Loaded with fiber, protein and fat, this nourishing and delicious chia pudding will satisfy your sweet tooth and keep you full for hours!

Ingredients:
- 2 tbsp chia seeds
- 1/3 cup almond milk
- 1 tbsp maple syrup
- gluten free granola (I use Purely Elizabeth brand)
- 1/2 unripe banana
- chopped strawberries
- 1 tbsp nut/granola butter
- dark chocolate chips
- sprinkle of hemp seeds
- dash of cinnamon
Directions:
To a bowl, add 2 tablespoons of chia seeds and 1/3 cup of almond milk. Pour in 1 tablespoon of maple syrup and give it a good mix, combining all your ingredients. Let your chia mixture sit for at least 2 hours, but preferably overnight. You will know when pudding is ready to eat when your chia seeds have completely absorbed the almond milk, creating a gelatinous consistency.
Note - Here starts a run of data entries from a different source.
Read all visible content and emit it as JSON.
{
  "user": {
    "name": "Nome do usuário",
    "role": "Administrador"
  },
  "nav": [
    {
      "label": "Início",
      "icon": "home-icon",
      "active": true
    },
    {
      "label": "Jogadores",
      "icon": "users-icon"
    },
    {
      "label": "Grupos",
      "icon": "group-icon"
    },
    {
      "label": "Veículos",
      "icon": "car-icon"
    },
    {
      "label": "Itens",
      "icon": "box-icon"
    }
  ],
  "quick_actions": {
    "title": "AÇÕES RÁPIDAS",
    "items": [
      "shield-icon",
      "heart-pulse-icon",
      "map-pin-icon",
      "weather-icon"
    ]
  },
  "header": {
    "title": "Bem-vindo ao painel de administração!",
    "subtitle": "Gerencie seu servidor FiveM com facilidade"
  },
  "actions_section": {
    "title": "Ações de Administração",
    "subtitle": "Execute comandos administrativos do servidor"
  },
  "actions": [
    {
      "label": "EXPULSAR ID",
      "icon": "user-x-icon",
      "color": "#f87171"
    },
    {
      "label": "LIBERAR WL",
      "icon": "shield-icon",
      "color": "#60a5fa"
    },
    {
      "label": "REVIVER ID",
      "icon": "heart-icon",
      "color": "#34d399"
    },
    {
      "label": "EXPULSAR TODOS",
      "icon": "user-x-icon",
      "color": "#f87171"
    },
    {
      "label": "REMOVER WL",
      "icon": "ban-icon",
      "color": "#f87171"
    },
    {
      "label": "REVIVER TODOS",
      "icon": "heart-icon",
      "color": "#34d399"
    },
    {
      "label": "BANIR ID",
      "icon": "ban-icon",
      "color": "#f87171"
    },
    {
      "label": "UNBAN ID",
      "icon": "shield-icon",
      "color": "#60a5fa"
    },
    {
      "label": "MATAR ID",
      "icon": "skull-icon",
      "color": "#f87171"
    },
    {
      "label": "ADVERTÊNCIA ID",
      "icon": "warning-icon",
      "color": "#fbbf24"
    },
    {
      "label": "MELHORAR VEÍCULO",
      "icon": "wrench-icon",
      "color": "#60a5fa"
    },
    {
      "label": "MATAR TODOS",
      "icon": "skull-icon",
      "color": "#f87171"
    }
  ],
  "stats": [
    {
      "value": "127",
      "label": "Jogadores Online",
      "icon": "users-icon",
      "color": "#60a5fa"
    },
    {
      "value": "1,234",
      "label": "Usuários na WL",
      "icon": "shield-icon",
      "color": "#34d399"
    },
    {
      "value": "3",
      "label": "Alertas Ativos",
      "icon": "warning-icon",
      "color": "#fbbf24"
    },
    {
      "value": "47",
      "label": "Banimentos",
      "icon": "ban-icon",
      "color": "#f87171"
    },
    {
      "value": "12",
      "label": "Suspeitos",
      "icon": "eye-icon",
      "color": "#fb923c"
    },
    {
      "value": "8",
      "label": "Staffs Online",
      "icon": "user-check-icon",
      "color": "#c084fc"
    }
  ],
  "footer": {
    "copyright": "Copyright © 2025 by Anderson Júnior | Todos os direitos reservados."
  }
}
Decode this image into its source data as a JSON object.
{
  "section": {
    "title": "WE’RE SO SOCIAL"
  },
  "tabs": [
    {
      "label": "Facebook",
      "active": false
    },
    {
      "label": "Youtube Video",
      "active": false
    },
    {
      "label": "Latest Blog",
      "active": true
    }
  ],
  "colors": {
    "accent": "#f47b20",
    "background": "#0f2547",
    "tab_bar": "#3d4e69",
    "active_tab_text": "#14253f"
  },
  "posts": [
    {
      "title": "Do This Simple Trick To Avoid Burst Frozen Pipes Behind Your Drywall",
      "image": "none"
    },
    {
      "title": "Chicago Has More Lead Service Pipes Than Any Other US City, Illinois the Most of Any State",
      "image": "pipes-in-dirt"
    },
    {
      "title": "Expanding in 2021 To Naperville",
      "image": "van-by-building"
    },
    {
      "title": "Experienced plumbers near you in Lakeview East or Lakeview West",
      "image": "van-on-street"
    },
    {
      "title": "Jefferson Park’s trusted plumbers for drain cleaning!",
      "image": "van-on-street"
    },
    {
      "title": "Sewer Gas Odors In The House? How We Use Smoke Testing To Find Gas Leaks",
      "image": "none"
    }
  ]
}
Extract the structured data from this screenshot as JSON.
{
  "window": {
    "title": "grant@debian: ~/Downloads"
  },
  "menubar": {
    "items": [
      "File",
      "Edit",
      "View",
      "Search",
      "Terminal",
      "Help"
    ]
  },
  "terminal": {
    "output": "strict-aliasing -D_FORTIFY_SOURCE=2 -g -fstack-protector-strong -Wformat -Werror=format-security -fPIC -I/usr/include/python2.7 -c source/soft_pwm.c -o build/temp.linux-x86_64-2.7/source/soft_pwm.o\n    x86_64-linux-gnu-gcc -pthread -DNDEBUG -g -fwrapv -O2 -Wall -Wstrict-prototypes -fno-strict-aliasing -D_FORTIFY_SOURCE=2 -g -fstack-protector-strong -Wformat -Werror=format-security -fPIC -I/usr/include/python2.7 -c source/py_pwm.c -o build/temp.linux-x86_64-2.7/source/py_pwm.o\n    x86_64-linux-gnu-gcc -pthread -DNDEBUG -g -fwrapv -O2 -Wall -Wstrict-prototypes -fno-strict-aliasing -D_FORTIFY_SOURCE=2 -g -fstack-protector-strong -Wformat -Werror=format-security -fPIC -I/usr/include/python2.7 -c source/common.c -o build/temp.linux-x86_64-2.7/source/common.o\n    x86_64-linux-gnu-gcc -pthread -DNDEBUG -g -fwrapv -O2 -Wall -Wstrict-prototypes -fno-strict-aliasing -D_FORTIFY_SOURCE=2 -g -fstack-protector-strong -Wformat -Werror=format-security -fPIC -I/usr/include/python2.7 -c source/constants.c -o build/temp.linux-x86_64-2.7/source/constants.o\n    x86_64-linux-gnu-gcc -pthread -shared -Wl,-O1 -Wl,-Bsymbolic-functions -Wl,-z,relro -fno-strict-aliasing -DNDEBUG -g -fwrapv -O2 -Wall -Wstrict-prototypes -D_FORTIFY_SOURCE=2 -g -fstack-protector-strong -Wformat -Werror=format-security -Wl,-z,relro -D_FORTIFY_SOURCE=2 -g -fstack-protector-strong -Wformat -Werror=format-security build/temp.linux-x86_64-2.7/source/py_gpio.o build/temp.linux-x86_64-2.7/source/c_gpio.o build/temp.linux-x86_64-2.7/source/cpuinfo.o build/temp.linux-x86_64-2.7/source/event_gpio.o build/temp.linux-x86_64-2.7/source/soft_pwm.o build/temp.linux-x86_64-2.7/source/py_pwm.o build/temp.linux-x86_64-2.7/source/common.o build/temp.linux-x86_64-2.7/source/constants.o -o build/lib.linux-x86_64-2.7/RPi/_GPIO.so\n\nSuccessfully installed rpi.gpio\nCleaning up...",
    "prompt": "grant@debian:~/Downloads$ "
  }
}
Once your chia seeds have formed the pudding, add your favorite toppings! Mine are Purely Elizabeth gluten-free granola, banana, chopped strawberries, nut/granola butter, dark chocolate chips and hemp seeds.
This breakfast is perfect for IBS because it is packed with fiber and protein while being Low FODMAP, gluten free and vegan!